I have 2 EX4200's. 4200-1 & 4200-2 let's say. Each has 2 slices. When I bought ex4200-1 they said it had 15.x on it - it had 10.x instead on both slices. EX4200-2 came with 15.x which is what I needed for BGP route validation among other things.
The 1st sellor sent me a jinstall for 15.x so I used it on ex4200-1 slice2 and of course it didn't work as uboot has to be upgraded.
So the 1st sellor sent me jloader for 12.x and I tried it (2x) but it still won't boot from the new 15.x slice (disk0s1) as it says it can't find the kernal.
Instead I have to set currdev=disk0s1: and then boot & it will boot to the old slice with 10.x - but I need to get 15.x running.

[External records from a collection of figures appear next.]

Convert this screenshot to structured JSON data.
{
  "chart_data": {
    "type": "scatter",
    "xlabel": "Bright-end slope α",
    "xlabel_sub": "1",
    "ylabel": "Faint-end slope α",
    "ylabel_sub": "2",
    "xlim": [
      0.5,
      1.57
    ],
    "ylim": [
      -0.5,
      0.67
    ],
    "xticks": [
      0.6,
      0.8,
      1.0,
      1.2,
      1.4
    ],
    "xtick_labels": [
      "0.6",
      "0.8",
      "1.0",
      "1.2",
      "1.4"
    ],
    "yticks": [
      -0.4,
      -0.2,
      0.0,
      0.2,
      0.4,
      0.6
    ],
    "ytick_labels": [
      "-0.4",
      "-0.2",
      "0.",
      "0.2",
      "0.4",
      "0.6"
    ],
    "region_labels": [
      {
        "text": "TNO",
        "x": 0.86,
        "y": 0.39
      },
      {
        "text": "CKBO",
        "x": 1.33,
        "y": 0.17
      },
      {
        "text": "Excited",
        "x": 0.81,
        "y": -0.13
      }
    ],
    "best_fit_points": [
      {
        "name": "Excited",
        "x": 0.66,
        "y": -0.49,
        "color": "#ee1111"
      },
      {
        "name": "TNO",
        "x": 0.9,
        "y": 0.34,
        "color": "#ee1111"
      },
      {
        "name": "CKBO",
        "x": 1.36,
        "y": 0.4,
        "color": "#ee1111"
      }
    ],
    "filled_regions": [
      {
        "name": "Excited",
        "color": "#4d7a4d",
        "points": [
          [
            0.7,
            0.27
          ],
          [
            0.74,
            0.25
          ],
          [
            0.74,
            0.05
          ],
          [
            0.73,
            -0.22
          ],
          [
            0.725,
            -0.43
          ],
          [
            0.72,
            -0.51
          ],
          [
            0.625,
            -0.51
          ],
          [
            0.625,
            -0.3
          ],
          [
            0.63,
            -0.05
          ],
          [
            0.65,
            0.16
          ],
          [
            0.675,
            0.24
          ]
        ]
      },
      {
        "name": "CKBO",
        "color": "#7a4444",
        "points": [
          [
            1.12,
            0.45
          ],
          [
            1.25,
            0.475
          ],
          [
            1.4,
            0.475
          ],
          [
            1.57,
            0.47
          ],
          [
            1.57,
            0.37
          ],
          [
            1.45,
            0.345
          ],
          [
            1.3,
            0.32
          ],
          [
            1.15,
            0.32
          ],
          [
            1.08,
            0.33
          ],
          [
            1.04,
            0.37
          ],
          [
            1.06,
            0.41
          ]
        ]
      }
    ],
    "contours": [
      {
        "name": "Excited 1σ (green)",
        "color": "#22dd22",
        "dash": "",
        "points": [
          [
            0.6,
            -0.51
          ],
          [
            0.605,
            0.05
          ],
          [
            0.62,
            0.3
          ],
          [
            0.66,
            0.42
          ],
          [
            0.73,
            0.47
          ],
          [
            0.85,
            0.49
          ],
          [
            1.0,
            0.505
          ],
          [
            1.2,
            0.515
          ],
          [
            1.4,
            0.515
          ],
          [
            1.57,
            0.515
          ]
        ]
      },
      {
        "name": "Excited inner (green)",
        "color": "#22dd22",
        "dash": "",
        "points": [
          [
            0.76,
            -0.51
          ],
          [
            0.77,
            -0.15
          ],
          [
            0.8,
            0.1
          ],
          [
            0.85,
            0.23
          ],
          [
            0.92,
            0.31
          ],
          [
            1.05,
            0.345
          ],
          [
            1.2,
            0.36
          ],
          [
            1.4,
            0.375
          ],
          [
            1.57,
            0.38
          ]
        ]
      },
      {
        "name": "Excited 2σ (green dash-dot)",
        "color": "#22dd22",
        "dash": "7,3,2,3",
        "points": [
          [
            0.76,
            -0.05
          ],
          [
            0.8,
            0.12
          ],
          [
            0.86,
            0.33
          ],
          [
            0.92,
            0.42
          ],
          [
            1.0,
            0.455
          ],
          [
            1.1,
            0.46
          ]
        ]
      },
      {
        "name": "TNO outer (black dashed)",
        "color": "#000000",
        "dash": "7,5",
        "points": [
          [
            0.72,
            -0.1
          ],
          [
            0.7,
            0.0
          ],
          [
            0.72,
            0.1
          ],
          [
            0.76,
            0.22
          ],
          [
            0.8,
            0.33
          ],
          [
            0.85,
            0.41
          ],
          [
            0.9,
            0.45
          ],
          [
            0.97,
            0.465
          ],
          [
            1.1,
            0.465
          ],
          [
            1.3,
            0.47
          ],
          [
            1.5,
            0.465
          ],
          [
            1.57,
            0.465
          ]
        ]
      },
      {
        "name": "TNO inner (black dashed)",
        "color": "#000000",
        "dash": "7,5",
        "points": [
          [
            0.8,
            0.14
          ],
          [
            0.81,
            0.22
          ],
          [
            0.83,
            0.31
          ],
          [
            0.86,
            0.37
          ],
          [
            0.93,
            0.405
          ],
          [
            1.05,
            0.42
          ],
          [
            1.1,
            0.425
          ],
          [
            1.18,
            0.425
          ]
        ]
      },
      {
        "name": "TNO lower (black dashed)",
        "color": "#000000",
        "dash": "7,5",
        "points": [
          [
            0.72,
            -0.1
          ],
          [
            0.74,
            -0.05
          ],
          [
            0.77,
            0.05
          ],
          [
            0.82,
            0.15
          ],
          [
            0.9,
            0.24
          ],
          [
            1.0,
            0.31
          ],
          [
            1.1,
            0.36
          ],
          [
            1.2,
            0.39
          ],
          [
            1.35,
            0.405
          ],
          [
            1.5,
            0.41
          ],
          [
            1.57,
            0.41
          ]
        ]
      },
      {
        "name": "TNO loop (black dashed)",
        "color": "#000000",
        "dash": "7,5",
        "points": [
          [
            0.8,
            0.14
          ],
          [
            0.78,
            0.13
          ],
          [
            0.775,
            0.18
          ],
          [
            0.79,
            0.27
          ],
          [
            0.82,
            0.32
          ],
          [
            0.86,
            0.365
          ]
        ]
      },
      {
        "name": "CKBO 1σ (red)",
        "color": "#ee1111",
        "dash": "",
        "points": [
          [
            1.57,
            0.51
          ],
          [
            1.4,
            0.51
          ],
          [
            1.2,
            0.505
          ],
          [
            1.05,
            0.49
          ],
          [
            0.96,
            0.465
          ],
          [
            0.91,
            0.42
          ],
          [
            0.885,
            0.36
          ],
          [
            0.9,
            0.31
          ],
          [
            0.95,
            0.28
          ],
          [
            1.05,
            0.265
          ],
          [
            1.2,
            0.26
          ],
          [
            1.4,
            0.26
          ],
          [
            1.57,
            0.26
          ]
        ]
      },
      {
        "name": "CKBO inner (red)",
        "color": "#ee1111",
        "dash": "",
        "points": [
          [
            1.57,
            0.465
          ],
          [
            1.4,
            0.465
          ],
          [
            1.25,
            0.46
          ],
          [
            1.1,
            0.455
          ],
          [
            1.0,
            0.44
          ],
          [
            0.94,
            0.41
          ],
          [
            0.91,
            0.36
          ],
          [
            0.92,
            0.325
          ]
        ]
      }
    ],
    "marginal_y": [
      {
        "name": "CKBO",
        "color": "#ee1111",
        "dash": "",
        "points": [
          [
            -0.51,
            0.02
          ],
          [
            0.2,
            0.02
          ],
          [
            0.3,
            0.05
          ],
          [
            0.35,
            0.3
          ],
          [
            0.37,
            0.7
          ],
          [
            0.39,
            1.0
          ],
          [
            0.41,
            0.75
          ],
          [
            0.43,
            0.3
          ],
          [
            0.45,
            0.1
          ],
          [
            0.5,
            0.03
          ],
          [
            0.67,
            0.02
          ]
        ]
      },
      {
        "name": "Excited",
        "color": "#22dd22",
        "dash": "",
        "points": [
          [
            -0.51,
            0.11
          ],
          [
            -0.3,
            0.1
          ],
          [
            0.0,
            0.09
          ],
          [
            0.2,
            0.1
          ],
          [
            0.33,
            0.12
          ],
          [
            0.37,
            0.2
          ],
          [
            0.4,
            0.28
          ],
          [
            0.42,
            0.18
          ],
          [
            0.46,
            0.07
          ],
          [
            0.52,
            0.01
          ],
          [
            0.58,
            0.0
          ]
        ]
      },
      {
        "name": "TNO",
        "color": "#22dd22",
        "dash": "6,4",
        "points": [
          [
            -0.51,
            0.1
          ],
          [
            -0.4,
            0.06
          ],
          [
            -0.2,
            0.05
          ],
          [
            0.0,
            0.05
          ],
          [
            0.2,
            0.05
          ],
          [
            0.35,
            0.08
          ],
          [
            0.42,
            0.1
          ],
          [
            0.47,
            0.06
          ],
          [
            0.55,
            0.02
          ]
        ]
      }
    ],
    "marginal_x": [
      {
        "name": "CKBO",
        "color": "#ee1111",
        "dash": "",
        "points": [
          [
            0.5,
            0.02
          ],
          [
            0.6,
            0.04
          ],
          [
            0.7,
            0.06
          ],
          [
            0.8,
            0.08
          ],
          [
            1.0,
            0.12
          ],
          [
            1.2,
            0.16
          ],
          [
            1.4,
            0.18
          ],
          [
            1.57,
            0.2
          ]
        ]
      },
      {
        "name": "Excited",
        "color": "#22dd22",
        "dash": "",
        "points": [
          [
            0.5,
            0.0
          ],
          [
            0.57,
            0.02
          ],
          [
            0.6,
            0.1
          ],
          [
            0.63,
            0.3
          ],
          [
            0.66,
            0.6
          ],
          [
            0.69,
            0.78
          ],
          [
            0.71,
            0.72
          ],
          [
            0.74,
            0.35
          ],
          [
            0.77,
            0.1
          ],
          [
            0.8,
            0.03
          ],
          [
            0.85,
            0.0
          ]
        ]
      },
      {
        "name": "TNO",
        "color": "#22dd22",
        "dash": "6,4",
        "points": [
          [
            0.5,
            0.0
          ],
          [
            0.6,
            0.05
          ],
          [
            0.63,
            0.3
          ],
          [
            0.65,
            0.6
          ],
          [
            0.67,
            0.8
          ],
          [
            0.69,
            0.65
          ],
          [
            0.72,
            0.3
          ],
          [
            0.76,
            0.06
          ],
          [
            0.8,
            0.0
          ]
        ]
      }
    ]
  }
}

1 - can I copy uboot from 4200-2 to 4200-1 ?
2 - is uboot on eeprom ? does this mean that the jloader upgrade writes to the eeprom ?
3 - what can be wrong with my jloader file ? so I need a later one ? seems like 12.x would have the newer uboot.

Thx


----------



## drhowarddrfine (Jul 25, 2020)

I think this still comes under the "technical discussion of other operating systems rule" which states you cannot discuss such things here.
https://forums.freebsd.org/threads/freebsd-forums-rules.38922/


----------



## aragats (Jul 25, 2020)

There is a pretty fresh article on their web site with useful information.
By the way, they still have releases based on FreeBSD 6.1! That's another point of "unsupported versions" discussions in addition to one mentioned by drhowarddrfine .
Why don't you start from scratch by downloading and installing their releases first?


----------



## mikey777 (Jul 26, 2020)

Sorry if this did not belong here. As I said it seems since JunOS is based on FreeBSD...


----------



## aragats (Jul 27, 2020)

mikey777 said:


> since JunOS is based on FreeBSD


Yes, but there are many variables (besides the forum's rules). U-boot by itself is pretty tricky, especially when used for FreeBSD. If you search for "u-boot" here, you'll find it's not straight forward even with officially supported systems/releases etc. As I already mentioned above, I'd start from their official images (or whatever they provide).


----------



## SirDice (Jul 27, 2020)

mikey777 said:


> As I said it seems since JunOS is based on FreeBSD...


Do you regularly take a Ford car to Chevrolet garage for example to get it fixed? It's a car, right? They're all based on the same type of engine. No, of course you don't. Same here.


----------